GATA4 was known as an anti‑autophagic factor and a target gene of miR-429. Zinc finger transcription factor GATA4 ( 7 ) has been observed in both fetal and adult central nervous system and plays a significant role in both proliferation and apoptosis ( 9 ). Kobayashi et al. previously suggested that GATA4 protected cardiomyocytes from hypoxia-induced ischemia/reperfusion damage both in vitro and in vivo. ( 10 ). In addition, it was identified that GATA4 overexpression prevented autophagy following anti-tumor drug in cultured neonatal rat cardiomyocytes ( 11 ). However, the roles of miR-429 and GATA4 in cerebral ischemia- reperfusion damage remains undefined. Chlorogenic acid (CGA) as, is a phenolic compound widely found in plants, fruits, different kinds of vegetables, and beverages such as tea and coffee ( 12 , 13 ).
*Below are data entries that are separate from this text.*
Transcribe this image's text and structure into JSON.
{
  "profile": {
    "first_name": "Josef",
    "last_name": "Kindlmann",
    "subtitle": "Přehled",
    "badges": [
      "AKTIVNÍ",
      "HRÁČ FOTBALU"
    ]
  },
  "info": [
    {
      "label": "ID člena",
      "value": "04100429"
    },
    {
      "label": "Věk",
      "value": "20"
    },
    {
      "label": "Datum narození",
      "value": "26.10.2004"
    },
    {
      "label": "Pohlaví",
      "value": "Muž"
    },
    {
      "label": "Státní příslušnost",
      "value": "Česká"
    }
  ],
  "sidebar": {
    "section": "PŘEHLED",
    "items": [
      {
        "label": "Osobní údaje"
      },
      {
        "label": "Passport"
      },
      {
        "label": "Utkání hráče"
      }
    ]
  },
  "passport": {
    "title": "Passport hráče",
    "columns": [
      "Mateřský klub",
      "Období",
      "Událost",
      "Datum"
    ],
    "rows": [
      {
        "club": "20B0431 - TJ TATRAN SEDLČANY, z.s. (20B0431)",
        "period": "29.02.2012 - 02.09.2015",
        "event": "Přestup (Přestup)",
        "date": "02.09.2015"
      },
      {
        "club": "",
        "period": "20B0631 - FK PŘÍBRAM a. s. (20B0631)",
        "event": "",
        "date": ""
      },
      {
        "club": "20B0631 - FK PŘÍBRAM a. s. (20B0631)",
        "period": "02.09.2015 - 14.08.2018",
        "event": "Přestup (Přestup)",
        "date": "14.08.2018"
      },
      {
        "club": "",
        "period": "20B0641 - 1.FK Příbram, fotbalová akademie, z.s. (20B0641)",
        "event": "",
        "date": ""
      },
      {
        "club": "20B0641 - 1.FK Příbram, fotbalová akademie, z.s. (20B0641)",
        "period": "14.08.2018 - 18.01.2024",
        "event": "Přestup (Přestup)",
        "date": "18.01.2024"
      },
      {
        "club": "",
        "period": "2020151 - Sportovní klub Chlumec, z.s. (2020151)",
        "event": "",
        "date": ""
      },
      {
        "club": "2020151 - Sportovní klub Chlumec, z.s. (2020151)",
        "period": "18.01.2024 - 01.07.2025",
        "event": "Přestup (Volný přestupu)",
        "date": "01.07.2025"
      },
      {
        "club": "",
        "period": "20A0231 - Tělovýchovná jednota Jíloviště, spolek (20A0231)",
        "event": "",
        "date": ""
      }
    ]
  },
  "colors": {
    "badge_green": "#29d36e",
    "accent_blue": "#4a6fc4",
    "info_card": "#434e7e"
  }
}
Recently, there has been growing evidence suggesting that CGA is often used in the treatment of various central nervous system (CNS) conditions, such as depression ( 14 ) and neurodegenerative insults ( 15 ). In prior research, scientists have concentrated on CGA's protective impacts against ischemia-reperfusion injury due to its antioxidative, anti-inflammatory, and anti-apoptotic properties ( 12 ).

However, whether CGA mitigates cerebral ischemia-reperfusion injury by controlling autophagy and its potential mechanism remains unclearand requires clarification and investigation.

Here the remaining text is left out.